Le correspondant du Monde à New York vient de publier un long article : on y découvre la stratégie désormais assez publique des États-Unis au sujet de la Syrie. Ce qui mérite d'être apprécié.
1/ Cet article rend public ce que je susurrais dans un billet récent : les États-Unis soutiennent, en sous-main, les insurgés : on parle ici de "soutien logistique" (et notamment la "fourniture aux insurgés de photo satellites des mouvements de troupes") : cela signifie que les contacts sont établis avec le commandement de l'armée syrienne libre, et donc qu'elle a été suffisamment structurée pour mener désormais des opérations coordonnées. Ainsi s'explique par exemple la simultanéité des attaques à Damas, de l'attentat contre le ministre de la défense et maintenant des combats à Alep.
2/ Restons prudent avec l'agitation encours autour des armes chimiques : la plupart du temps, il s'agit de mesures de propagande pour faire monter l'émotion, et donc la pression.

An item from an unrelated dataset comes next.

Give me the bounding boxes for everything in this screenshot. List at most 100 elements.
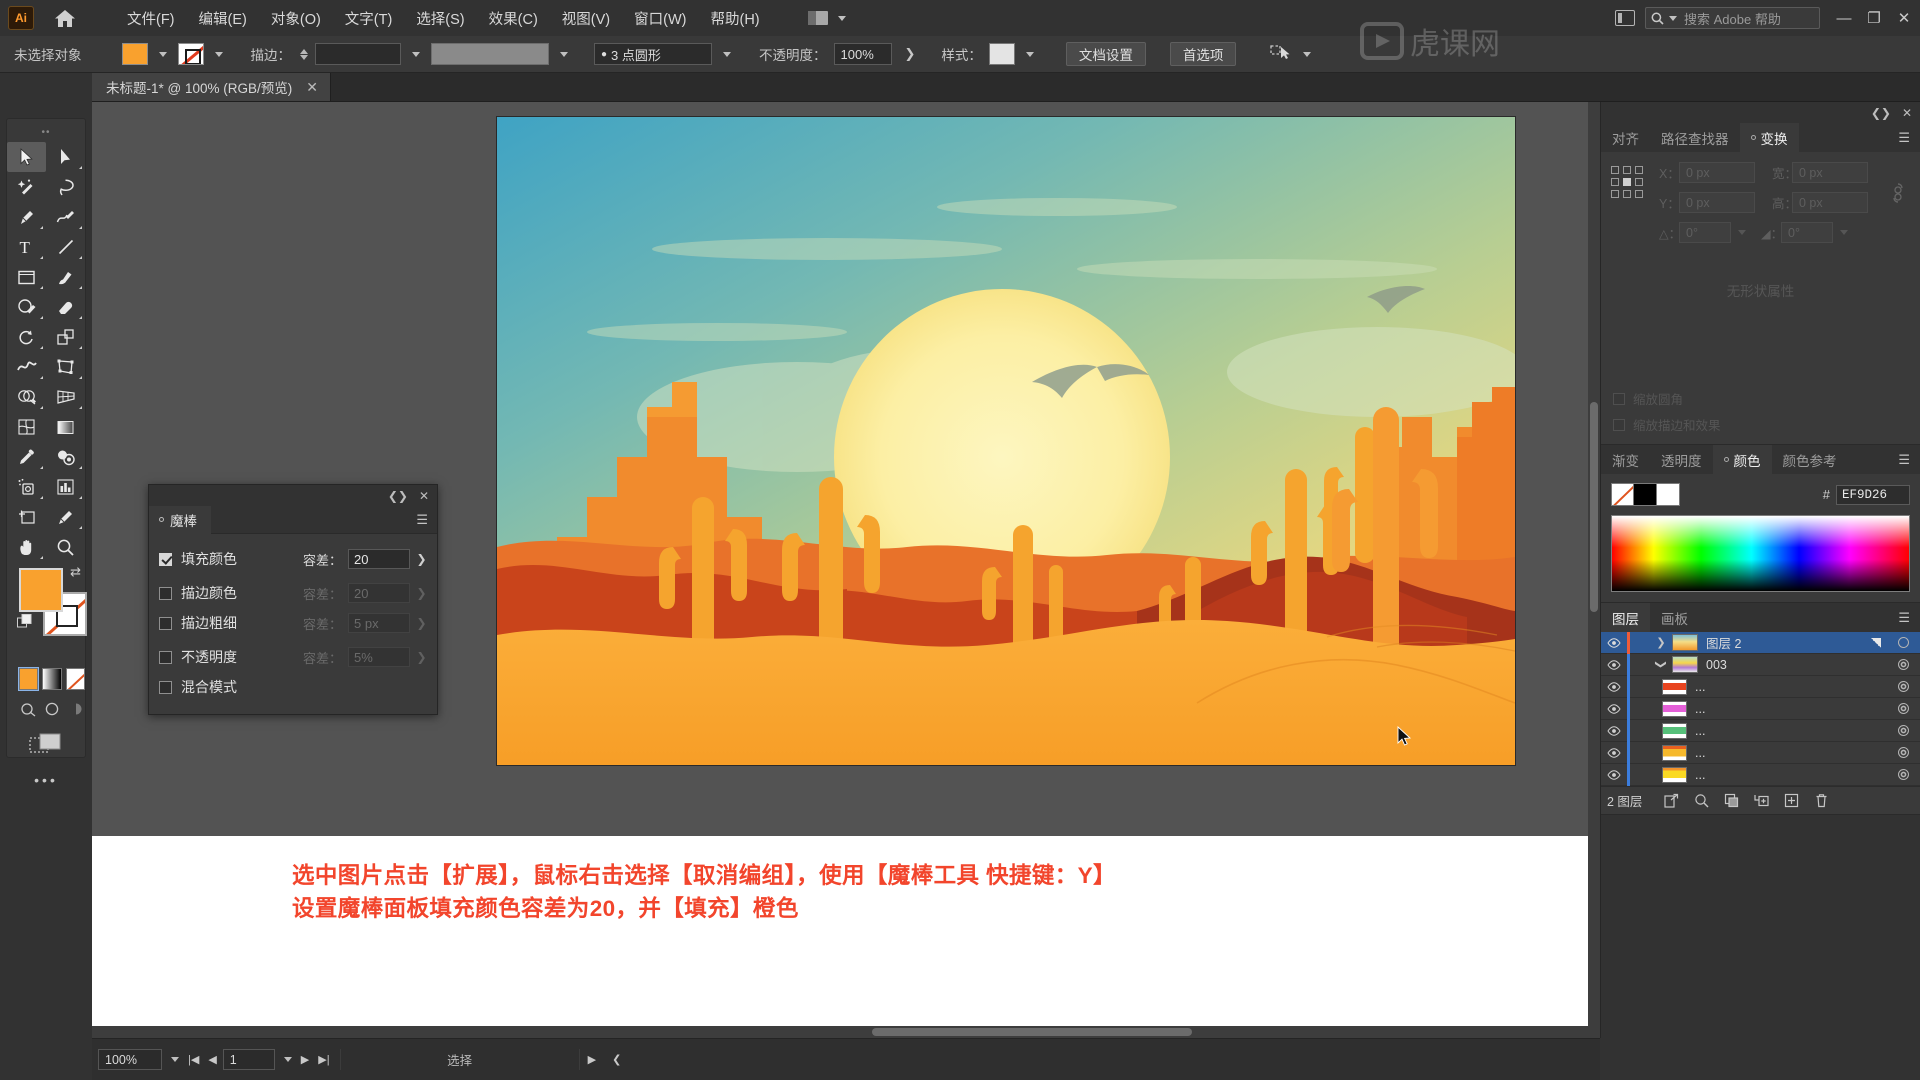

3/ On notera que l'article écrit clairement "pour les fournitures d'armes aux insurgés, Washington dépend de ses relais régionaux, la Turquie et le Qatar en premier lieu". Je me demande sil ne faut pas inverser la proposition : ce ne sont pas les États-Unis qui ont une ligne politique dans la région, mais leurs alliés régionaux qui leurs demandent de les soutenir, ce que les Etats-Unis font à moindre coût. Autrement dit, la Syrie n'est pas leur priorité, et ils cherchent juste à éviter de trop grosses répercussions, surtout en année électorale, alors qu'ils sont en plein désengagement d'Asie centrale et qu'ils n'ont aucune envie de se coller au Proche Orient.
4/ Ceci explique que leur obsession est celle du chaos :
- chaos intérieur : avec la fragmentation du pays. même s'ils sont en train de se rendre compte qu'elle est inéluctable : au pire, la bande alaouite côtière s'établira en Liban bis, tandis que les Kurdes de Syrie viennent déjà de prendre leur autonomie : appuyés par leurs cousins d'Irak, ils viennent de prendre leur envol... (voir article)
- chaos extérieur : avec l’extension crainte du conflit à la Jordanie et au Liban (afflux de réfugiés, déstabilisation politique, ...). Sans même parler d’Israël....
5/ Aussi, alors que le grand Maghreb tend à se calmer après les révoltes de l'an dernier, voici que le grand jeu a repris au Proche et au Moyen-Orient. A ceci près qu'aux calculs des uns (lutter contre l'établissement d'une continuité chiite au nord de la zone, et rétablir un verrou sunnite, voir billet) risque de s'opposer une réalité nouvelle : le diable étant sorti de la boite, il ne va pas y rentrer comme ça.
6/ En effet, "Un démantèlement de la Syrie émergée du partage colonial du Moyen-Orient au lendemain de la première guerre mondiale pourrait 'ouvrir un chapitre complètement neuf pour l'histoire de la région'". C'est effectivement bien le moins. Constatons au passage que cela fait plusieurs pays qui veulent remettre en cause les résultats de la première guerre mondiale (par exemple ce billet). Mais qu'avant celle-ci, il y avait un empire ottoman ! Et que si "pour Washington, l'idéal consisterait en une force sous leadership turc bénéficiant du soutien affiché de la ligue arabe", c'est ne pas comprendre les mauvais souvenirs laissés par ledit empire ottoman, et particulièrement à ses confins immédiats (ce qui explique en partie la discrétion du Liban sui retient son souffle de toutes ses forces). Un État syrien tronqué dirigé par une majorité sunnite relative , sans Alaouites à l'ouest ni Kurdes au Nord-Est, et avec des minorités de tous sortes, appuyé par une force de "maintien de la paix" à dominante turque.... voici une idée saugrenue....
7/ Ah... et l'Europe ? Ben rien. Partagée selon son clivage habituel entre vertueux (Allemagne, Suède : vive le droit international humanitaire) et réalistes (France, Royaume-Uni : il y a la guerre, il faut faire qq chose). Résultat : rien. Ce n'est pas un défaut de la PSDC, c'est tout simplement qu'il n'y pa pas de politique du tout.